Well, Christian publisher Thomas Nelson has just discontinued publishing Barton’s latest book, The Jefferson Lies, amidst concerns about accuracy raised by conservative evangelical World Magazine. Yes you read that right – Barton is finally being called out by his own side. He’s just that sloppy! Basically, it’s simply becoming increasingly obvious to all that he lies, twists the truth, and makes up quotes. Because, well, that’s what he does.
Here are some links:
I’ve written about Barton before, and the main point I made was this:
By now you may be wondering, why should I care? I mean, people are free to say and believe as they like! Well yes, but the problem is that Barton doesn’t just think these things, he’s spreading his propaganda with surprising alacrity. For one thing, many homeschooled students, like I myself, are today being raised on Barton’s twisted version of American history. But it’s not just homeschooled students.
Believe it or not, Barton was called up as a historical expert at the most recent Texas State Board of Education social studies standards revision. Texas is very important in the textbook market with its large number of children, and its standards therefore exert a lot of control over the textbooks of the nation. And Barton had a very real influence on those standards.

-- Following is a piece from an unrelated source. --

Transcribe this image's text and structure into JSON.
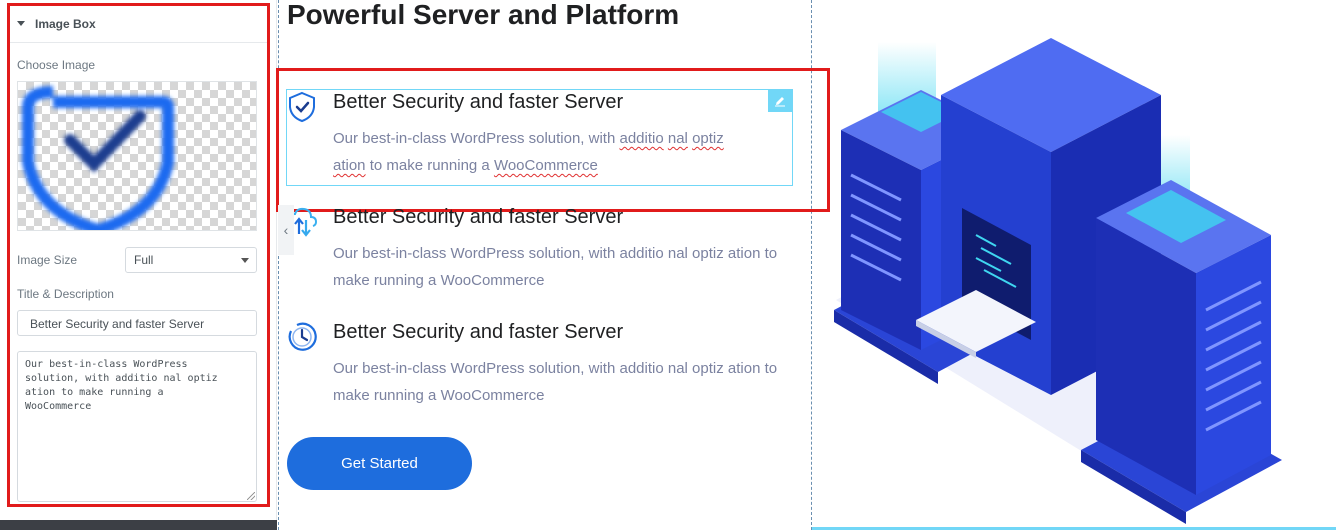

But it’s even more than that. All of the leading Republican contenders for presidential nominee have cited Barton as a historical expert, and as someone who has had a lot of influence on their thinking. When Barton talks, Republican presidential candidateslisten and believe. This would be less scary if Barton wasn’t calling the separation of church and state bullshit.
I want to leave you with these links and finish by making three points.

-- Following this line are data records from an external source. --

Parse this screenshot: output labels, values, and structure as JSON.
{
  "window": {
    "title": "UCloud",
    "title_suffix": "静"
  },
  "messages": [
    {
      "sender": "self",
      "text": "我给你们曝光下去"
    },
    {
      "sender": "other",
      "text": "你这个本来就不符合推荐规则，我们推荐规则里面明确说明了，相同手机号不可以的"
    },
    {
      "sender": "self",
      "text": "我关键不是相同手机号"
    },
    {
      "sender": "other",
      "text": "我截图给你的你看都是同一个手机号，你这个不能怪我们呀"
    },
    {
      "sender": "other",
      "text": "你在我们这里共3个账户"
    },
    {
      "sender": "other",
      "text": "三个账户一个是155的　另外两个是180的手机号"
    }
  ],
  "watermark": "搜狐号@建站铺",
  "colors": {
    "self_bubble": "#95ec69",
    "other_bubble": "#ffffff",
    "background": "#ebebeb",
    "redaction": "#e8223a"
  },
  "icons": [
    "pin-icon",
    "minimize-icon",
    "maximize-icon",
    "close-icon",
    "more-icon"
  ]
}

First, documents aren’t everything. Barton likes to go on and on about how he has all these original documents, and what they say isn’t what historians say, and on and on. Well, leaving aside the lying and making up quotes part, doing history is more than simply having a lockbox of original documents – or as we call them, primary sources. There’s a reason historians train for a decade in order to get their Ph.D.s – something Barton never did. Historians employ methods and use theoretical frameworks. You can’t simply read a document and think you suddenly understand it all. There are things like context, for instance! Put simply: Barton has no idea what a historian actually does.

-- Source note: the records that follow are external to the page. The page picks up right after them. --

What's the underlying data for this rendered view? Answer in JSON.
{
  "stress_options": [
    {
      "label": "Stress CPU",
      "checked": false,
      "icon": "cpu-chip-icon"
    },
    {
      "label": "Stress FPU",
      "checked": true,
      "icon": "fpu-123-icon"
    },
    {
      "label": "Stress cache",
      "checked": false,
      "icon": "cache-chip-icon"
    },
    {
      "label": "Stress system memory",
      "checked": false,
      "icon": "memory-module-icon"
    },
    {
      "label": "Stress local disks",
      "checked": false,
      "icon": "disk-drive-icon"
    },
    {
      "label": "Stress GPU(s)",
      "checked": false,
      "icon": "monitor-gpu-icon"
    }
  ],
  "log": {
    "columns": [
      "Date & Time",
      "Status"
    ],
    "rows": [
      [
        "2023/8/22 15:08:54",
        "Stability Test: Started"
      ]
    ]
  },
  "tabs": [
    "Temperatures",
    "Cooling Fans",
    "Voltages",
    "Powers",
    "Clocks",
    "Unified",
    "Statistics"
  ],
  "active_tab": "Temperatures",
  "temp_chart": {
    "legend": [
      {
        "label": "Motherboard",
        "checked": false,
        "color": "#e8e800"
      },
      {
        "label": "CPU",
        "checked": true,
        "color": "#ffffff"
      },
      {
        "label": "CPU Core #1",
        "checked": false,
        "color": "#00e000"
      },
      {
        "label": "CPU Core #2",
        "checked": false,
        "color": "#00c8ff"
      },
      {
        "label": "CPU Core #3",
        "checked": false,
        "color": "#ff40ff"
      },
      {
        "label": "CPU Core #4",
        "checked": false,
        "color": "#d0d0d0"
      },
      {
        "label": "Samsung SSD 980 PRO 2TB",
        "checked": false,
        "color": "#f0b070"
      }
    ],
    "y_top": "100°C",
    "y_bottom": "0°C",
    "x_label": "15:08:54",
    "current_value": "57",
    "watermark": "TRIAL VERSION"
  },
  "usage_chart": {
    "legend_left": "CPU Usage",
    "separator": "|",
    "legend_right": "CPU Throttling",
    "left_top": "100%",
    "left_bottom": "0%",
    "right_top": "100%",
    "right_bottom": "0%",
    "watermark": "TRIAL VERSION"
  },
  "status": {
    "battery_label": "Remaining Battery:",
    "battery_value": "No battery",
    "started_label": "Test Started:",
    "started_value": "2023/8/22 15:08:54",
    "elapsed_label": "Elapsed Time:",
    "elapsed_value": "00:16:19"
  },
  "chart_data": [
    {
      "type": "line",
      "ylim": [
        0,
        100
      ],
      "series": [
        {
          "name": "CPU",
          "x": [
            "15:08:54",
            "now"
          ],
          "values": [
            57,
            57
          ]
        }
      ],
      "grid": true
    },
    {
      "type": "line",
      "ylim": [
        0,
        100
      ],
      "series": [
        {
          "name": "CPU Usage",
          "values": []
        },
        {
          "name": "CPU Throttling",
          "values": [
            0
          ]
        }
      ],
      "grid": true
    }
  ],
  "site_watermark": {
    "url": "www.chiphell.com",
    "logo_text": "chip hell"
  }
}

Second, let me offer an example to illustrate my first point. Barton and others like him like to argue that the founding fathers were basically exactly what evangelicals are today when it comes to religion. This is simply not true. Even colonial and revolutionary evangelical Christians were not the same as evangelical Christians today. Religion changes as culture changes and people’s needs and daily lives change. Which beliefs are emphasized and which are not changes – and sometimes beliefs fall out of fashion altogether. For crying out loud, evangelicals in the colonial and revolutionary era didn’t believe in the rapture because, well, that belief hadn’t been invented yet! Their conception of the end times was nothing like evangelicals’ current conception. And the differences go on and on. Reading current evangelicals into the past is silly, and pretending religion has never changed is silly.
Third and finally, I think it’s important to remember that people like Barton will never fall completely out of fashion – because they have an audience. As long as there is a substantial population that wants to believe our country was founded with the intent of having a Christian government and political system, or that our founding fathers were all identical to modern evangelicals, there will be an audience for books like The Jefferson Lies – and, relatedly, for organizations like Vision Forum which advocate returning to an imaginary idyllic Christian past. On some level, facts can only do so much. People like my parents will go on buying books like The Jefferson Lies. They believe it all, facts be damned, because they want to believe. And we can’t change that.